見つめ合った二羽の鴉たちは嘴を触れ合わせ、次いで、横顔を擦りつけ合った。一頻りそうしていた二羽は、揃ってセレーヌに向き直った。
「わかったわ。」セレーヌは椅子の上に立つリウェルとフィオリナとを交互に見た。「いつも言っていることだけど、決して無理はしないこと。いいわね?」セレーヌは金色の瞳を見つめ、有無を言わさずといった口調で問い掛けた。
〈はい。〉リウェルとフィオリナは体を震わせると、翼をぴたりと体に引き寄せ、居住まいを正し、恐る恐るといった仕草でセレーヌを見上げた。
「よろしい。」セレーヌは柔らかく微笑むと、ゆっくりと首を縦に振った。「今日はもう休みなさい。明日も早くに起きるのでしょう?」
〈そうですね。〉〈普段どおりです。〉二羽の鴉たちは揃って首を傾げた。
「わかったわ。」セレーヌは席を立つと、手にしていた皿を椅子に置き、扉のほうへと歩き始めた。「気をつけてね。とは言っても、すぐ裏手だから心配することはないわね。」セレーヌは扉の前に立ち止まり、二羽を振り返った。
リウェルとフィオリナは椅子から飛び降り、歩いて扉に向かうと、セレーヌの足許で立ち止まり、セレーヌを見上げた。〈おやすみなさい、セレーヌさん。〉〈おやすみなさい。〉
「おやすみ。あなたたちがよい夢を見られますように。」セレーヌは扉を開けた。
リウェルとフィオリナはセレーヌの横を通り過ぎ、小屋の外へと向かった。小屋から数歩進んだ二羽は首を巡らせ、セレーヌが扉を閉めたのを見届けると前を向いた。二羽の前には闇に沈んだ空地が広がっていた。小屋の前に伸びる小径も、小径と畑とを隔てる畔も、畑の中に幾筋も造られた畝も、そこに植えられた幾種類の作物も、周囲に聳える樹々の幹や葉も、全てが闇の中に溶け込んでいた。樹々の梢のその先に広がる空には幾多の星々が輝き、地上の闇との境界を際立たせていた。二羽は暫し空を見上げ、次いで、セレーヌの小屋の扉を見つめた。二羽の前の扉はぴたりと閉じられ、暖炉の灯りも小屋の外に届くには至らなかった。二羽は互いの姿を見ると申し合わせたかのように体の向きを変え、足を踏み出した。二羽は急ぐでもなくのんびりするでもなく一歩一歩足を運び、セレーヌの小屋の横を通り過ぎ、裏手にある離れ家へと向かった。
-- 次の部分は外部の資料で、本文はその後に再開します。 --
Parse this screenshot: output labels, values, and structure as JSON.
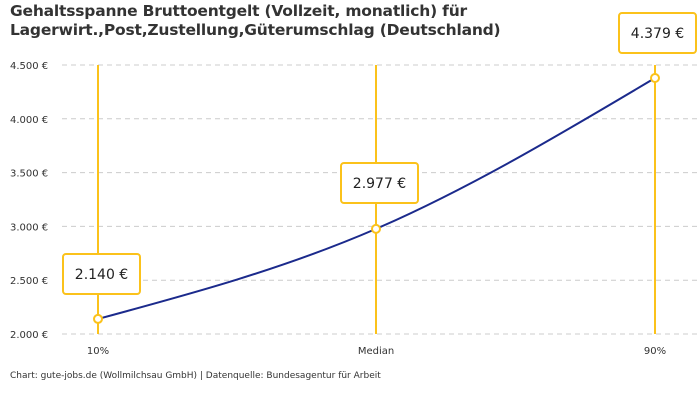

二羽の足の爪が時折小石に当たり、かすかな音を響かせた。その音も闇の中へ、あるいは、頭上に広がる星空へと吸い込まれた。二羽は振り子のような正確さで歩みを進め、すぐに離れ家の前に至った。離れ家の前で立ち止まった二羽は扉を見つめた。二羽の見つめる先で離れ家の扉は内側へと独りでに開き、二羽はより深い闇に包まれた離れ家の中へと歩み入った。数歩進んだところで二羽は後ろを振り返り、再び扉を見つめた。二羽の見つめる先で扉は再び独りでに閉じた。暫し扉を見つめた二羽は、扉の右手に置かれた書き物机の上に跳び乗ると中央付近まで進み、その場で寄り添いながら蹲った。程なくして二羽の金色の瞳も闇の中に姿を消した。